Auto-excomulgados del siglo XXI


Hace algunas semanas atrás, revisábamos en clase de Derecho Canónico las cuestiones sobre las penas que da la Iglesia a sus hijos, cuando faltan a la moral y atentan contra la comunión de nuestra Iglesia; penas que no tienen otro objetivo sino lograr el arrepentimiento de los hermanos y su pronto regreso a casa. Muchos sabemos que la pena máxima que se da dentro de nuestra Iglesia Católica es la excomunión, es decir, la expulsión temporal o permanente de un cristiano, y el levantamiento de esta pena solo queda reservado al santo padre.

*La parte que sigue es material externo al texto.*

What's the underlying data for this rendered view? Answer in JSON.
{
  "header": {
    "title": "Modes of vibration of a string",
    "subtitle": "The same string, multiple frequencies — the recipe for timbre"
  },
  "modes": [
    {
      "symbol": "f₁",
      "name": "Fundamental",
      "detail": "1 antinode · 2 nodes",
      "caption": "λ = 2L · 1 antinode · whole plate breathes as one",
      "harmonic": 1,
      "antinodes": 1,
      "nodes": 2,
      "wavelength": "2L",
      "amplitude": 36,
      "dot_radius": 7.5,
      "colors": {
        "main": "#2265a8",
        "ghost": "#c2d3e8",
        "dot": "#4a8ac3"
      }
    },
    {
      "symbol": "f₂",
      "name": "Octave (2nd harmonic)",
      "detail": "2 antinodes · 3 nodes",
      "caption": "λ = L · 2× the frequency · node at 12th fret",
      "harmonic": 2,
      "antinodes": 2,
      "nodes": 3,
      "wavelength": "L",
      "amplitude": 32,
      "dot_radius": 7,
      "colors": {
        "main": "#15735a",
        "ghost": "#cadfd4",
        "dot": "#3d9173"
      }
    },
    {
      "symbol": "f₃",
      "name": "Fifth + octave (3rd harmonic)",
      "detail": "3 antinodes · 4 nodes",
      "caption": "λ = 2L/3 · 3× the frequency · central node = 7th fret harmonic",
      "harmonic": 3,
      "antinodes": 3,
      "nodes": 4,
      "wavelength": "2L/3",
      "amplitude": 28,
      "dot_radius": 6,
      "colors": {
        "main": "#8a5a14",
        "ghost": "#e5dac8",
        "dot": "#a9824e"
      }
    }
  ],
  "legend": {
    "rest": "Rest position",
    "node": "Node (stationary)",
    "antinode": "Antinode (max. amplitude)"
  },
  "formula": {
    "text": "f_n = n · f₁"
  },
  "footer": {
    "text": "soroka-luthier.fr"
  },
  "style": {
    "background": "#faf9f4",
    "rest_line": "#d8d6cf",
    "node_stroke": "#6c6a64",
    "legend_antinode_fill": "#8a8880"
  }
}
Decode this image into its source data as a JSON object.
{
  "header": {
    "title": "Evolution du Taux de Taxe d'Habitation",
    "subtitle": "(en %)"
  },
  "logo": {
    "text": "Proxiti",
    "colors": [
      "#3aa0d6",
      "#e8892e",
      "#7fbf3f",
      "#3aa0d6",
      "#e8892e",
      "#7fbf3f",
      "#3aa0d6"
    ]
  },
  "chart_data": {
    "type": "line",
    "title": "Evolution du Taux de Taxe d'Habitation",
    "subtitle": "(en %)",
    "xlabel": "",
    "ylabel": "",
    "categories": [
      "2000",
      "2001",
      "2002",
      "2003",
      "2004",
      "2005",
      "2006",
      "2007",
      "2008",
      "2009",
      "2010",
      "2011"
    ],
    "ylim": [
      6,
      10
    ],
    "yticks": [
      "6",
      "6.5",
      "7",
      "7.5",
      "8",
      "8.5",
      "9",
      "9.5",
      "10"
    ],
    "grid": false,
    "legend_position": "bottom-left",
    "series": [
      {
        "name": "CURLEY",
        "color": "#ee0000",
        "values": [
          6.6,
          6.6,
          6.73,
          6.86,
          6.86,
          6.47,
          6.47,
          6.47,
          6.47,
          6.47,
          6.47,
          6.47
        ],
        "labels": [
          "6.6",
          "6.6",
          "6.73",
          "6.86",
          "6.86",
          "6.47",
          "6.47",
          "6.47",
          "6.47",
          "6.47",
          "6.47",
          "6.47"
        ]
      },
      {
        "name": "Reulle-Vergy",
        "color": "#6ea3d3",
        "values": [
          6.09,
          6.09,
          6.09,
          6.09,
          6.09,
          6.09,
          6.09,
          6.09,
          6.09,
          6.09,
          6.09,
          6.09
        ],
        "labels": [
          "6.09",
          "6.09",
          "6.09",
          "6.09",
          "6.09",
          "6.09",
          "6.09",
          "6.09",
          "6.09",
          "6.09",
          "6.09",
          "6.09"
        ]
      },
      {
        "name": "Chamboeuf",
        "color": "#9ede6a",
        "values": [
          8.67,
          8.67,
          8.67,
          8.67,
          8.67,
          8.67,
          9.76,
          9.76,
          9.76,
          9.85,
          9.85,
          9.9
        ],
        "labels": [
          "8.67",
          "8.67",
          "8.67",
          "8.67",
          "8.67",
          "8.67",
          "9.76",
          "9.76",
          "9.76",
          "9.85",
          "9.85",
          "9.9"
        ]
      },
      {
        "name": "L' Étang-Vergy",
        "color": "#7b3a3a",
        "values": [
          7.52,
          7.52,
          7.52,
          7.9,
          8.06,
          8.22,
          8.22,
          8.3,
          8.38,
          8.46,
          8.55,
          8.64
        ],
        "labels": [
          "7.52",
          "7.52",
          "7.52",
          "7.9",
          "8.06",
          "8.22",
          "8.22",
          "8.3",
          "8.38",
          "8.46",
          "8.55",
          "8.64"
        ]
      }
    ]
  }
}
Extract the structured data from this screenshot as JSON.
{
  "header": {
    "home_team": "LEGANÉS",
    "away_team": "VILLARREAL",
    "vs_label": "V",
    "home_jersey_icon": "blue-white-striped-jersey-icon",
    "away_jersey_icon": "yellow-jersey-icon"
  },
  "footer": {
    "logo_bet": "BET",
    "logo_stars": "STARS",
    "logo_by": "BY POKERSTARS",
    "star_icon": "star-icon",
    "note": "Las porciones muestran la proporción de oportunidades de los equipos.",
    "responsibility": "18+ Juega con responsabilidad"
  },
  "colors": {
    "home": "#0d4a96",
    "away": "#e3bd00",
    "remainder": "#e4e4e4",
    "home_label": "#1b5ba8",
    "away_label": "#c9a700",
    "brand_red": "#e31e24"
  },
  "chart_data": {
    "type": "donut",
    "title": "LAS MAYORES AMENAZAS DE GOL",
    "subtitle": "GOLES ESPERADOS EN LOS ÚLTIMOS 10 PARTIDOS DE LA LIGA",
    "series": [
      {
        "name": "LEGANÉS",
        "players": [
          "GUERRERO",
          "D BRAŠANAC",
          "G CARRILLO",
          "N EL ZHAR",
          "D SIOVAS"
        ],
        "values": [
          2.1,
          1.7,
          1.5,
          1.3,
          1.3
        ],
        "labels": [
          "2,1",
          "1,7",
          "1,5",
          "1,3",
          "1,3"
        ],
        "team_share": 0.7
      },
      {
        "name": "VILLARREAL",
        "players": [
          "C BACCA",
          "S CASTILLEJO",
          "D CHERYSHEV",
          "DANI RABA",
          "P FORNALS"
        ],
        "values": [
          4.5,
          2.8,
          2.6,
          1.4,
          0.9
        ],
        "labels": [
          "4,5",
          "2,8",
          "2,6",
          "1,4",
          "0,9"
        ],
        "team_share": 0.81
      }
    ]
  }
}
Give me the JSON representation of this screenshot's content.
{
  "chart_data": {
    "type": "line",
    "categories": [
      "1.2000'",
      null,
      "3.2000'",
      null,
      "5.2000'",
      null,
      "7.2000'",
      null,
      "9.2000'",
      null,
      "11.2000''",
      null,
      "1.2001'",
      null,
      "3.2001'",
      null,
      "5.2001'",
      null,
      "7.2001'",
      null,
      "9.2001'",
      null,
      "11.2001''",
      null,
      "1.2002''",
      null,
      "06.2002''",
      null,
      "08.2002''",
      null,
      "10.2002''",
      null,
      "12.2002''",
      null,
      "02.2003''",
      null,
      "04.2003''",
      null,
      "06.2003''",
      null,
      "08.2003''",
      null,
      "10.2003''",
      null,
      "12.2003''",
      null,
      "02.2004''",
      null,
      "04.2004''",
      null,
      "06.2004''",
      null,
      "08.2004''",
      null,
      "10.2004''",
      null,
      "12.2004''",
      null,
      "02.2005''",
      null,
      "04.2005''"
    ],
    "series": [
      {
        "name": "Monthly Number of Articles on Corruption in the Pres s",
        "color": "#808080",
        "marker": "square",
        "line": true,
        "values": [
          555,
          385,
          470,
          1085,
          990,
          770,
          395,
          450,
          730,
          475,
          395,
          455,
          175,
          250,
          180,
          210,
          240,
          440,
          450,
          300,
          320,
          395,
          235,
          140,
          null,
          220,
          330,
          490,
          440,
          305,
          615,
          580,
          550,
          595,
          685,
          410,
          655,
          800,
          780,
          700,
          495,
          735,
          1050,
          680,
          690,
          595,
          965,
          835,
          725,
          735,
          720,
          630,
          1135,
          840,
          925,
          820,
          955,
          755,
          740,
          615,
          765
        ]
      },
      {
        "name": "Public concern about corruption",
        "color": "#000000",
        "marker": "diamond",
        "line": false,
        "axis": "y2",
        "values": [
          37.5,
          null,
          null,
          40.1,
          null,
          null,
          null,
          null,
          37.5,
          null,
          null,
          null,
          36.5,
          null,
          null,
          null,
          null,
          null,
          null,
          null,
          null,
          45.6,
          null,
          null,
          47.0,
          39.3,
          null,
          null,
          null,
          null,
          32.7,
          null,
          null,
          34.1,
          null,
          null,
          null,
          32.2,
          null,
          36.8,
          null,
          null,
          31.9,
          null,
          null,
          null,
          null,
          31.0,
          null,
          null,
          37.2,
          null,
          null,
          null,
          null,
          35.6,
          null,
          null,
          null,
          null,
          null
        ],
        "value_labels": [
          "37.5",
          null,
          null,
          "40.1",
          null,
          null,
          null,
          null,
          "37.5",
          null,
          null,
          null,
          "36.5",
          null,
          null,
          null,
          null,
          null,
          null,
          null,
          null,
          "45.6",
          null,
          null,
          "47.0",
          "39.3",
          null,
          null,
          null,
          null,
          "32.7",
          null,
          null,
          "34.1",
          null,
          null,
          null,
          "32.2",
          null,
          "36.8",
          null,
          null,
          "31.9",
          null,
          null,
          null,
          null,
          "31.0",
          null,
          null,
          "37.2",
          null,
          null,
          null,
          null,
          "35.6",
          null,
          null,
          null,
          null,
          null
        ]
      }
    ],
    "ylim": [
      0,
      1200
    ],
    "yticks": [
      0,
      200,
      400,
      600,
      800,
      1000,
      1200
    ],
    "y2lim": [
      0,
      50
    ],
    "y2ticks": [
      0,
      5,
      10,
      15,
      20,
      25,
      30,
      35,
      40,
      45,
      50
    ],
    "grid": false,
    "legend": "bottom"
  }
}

En la historia de la humanidad ha habido diferentes casos en que personas individuales y comunidades se han visto excomulgados de la Iglesia, lo que implica –entre otras cosas- la participación en los sacramentos y, especialmente, el de la Eucaristía. Para un pasado mundo cristo-céntrico esta medida se convertía en la más penosa: se trataba de verse alejado de la misma presencial real de Cristo en la Tierra. Ahora, en el mundo secularizado en el que nos vemos inmersos, tal pena solo sería trágica para quienes aún conservamos un afecto especial a los sagrados misterios. El amor por la Eucaristía, si bien se viene manifestando y fortaleciendo con las adoraciones perpetuas, procesiones y congresos eucarísticos, hoy es menguado por los nuevos escepticismos de nuestro siglo y el ateísmo práctico de muchas personas que se consideran católicas pero viven como si Dios no existiera.

En medio de este panorama volvía a preguntarme lo que el profesor se cuestionaba en clase: “¿Qué sentido tendrá para una persona de hoy ser excomulgada?” La respuesta es sencilla y correspondiente a lo dicho anteriormente: Si la persona sigue teniendo ese afecto especial por el santo misterio, la medida sería nefasto. Para quienes ya han perdido el sentido de su vida podría significar la confirmación de lo que a diario practican. El Papa Francisco, hace tres años, decía en Italia que los mafiosos de Ndrangheta (una de las organizaciones criminales más grandes del mundo) están – prácticamente- excomulgados; la prensa revoloteó los titulares diciendo que Francisco ha excomulgado a los mafiosos. Creo que la interpretación es otra: Por su anti-testimonio, ellos mismos se han auto-excomulgado.

Si nuestra vida no gira en torno a la Eucaristía, si tal vez nos da igual ir o no a misa. Si nos puede causar gracia el hecho de no haber recibido la comunión desde la primera vez que ocurrió, es muy probable que nuestro corazón vaya viviendo una auto-excomulgación de la que ni el Papa ni los sacerdotes, sino uno mismo, es realmente responsable.

Pero la cuestión no es fácil y sentenciosa como parece. Me quedo pensando también en cuántos de nosotros que acudimos a la Eucaristía (muchas veces diariamente) realmente vivimos en ese misterio de comunión. A la vista de quienes nos ven a diario en las celebraciones podemos aparentar ser personas “libres de pecado mortal” y, por tanto, merecedores de un premio como es la Eucaristía. Sin embargo, aludiendo a lo dicho también por nuestro papa, de que “La Eucaristía no es un premio para los perfectos”, es triste considerar la posibilidad de que muchos de los “perfectos” en realidad comulgan auto-excomulgándose, reciben a Jesús por compromiso, por costumbre o por no quedar mal ante los demás, alejándose más de él.

Ya que hemos celebrado la fiesta del Corpus Christi podríamos plantearnos si realmente buscamos ese sentido de comunión con Jesús y nuestro hermanos. Participar de su presencia real en la Eucaristía es una continua invitación a ver sus “otras presencias reales” en los rostros de los demás. El triste panteísmo en que nos vemos inmersos, diferente de la concepción de la amorosa omnipresencia de Dios, y que considera que a Él podemos sentirlo “en todas partes” y “en todo” (solo en mí mismo, en el ambiente, evangelizándome con el celular y las tecnologías, sin consorcio de los demás), hace que nos descuidemos  de aquellos que más nos necesitan. Así nos auto-excomulgamos, así dejamos de visitar al otro, así dejamos de visitar y recibir a Cristo.